In local Durmont news, Dwayne Dudley "Darren" Durmont has been hired
as staff Durmont, pending the results of the 52-year old's elbow removal
surgery.
"If it's a clean shaving of the elbows,
he's hired. No questions asked. But if it takes us bringing in extra
people, who have to be paid overtime and have to be given room and boar,
then that's an entirely different discussion we're going to have. This
was also an entirely different discussion we had. I'm going to jot that down in my discussion book."
- Anonymous
Durmont's
career goes back to the late-1970s when he was 2nd-chair tuba in the
Clarkston Dwayneharmonic. After being tried and convicted of smuggling
doughnuts into the United States in his tuba (Durmont Dmuggles Doughnuts
- San Paneeko Times, October, 1981), Durmont was sentenced to 25 years with lice underneath the dining room table of Carl and Maryjo Zimmerman.

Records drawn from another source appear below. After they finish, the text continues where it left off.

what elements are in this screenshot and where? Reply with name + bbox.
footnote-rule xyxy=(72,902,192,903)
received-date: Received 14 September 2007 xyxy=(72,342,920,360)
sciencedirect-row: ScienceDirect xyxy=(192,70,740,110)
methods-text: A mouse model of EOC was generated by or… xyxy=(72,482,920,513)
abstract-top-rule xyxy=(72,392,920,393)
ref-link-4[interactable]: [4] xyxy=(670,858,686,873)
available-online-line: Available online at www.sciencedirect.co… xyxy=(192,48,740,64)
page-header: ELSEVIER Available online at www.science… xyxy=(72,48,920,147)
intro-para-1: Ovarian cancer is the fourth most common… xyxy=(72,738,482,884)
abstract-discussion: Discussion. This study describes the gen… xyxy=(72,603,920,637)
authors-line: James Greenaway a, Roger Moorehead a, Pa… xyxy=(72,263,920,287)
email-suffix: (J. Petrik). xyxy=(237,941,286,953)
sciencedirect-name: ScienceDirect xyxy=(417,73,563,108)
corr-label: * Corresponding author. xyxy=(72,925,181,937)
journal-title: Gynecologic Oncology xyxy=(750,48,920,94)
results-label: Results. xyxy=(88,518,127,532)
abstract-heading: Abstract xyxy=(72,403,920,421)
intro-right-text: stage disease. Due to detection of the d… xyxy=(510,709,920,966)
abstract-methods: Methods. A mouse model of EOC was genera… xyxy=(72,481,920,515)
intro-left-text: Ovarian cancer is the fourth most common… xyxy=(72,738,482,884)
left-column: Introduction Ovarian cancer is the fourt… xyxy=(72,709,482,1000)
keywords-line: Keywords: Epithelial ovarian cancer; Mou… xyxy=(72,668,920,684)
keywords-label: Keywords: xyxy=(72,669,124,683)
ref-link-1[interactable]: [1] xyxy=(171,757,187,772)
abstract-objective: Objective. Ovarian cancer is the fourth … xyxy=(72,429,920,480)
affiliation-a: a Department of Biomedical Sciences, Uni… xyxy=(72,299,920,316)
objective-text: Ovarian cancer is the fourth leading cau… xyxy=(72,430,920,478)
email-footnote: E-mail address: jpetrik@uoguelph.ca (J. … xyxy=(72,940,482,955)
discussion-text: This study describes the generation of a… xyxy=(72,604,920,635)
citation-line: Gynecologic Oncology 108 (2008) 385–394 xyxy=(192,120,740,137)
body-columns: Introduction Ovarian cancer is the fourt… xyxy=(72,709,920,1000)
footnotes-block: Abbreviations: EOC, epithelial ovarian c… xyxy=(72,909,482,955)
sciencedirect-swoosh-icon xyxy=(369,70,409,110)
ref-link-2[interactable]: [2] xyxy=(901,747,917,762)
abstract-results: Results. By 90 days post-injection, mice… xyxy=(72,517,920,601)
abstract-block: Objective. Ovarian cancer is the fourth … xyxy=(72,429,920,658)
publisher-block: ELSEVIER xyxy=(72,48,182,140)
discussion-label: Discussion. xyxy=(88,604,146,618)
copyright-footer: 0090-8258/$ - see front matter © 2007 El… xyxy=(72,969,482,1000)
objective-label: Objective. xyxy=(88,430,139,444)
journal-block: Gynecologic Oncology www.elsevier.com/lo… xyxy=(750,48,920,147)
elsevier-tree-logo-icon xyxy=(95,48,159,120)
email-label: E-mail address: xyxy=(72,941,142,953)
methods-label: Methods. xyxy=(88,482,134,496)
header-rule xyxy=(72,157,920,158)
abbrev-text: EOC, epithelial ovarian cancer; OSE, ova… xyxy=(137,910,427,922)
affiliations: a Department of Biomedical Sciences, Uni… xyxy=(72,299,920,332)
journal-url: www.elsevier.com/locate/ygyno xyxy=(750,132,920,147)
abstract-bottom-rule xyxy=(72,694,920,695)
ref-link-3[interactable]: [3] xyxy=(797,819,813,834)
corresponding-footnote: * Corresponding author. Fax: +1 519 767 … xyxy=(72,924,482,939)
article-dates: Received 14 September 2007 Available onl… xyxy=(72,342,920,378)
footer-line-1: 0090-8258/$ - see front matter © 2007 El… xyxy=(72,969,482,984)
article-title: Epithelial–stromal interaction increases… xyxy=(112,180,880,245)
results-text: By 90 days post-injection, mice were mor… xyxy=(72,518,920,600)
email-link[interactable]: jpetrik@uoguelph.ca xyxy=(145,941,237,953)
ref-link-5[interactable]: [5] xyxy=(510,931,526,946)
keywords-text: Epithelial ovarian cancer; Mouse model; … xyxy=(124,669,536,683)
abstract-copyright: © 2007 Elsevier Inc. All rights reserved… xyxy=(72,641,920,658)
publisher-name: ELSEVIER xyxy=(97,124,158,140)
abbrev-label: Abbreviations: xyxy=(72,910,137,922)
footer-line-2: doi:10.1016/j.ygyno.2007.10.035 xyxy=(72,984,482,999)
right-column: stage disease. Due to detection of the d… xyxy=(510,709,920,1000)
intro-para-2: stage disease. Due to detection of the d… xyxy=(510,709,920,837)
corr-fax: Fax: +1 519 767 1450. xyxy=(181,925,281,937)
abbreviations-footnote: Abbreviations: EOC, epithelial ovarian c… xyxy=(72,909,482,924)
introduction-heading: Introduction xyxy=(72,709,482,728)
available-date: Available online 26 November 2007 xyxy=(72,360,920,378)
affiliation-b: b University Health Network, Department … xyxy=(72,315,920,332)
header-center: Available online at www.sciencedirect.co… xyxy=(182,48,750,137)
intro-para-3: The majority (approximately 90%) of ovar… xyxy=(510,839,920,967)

Durmont in happier times (Staff photo: Jo hee-jo Pong)
Upon his release in January, 2007, Durmont began searching for Jesus, but has yet to Find him.
"I did find him," Durmont said later in 2007, while pointing to a man later identified as Herman Waxler.
Durmont's pet salamander, Linda Bakersfield, will not be joining the staff, as had been previously reported.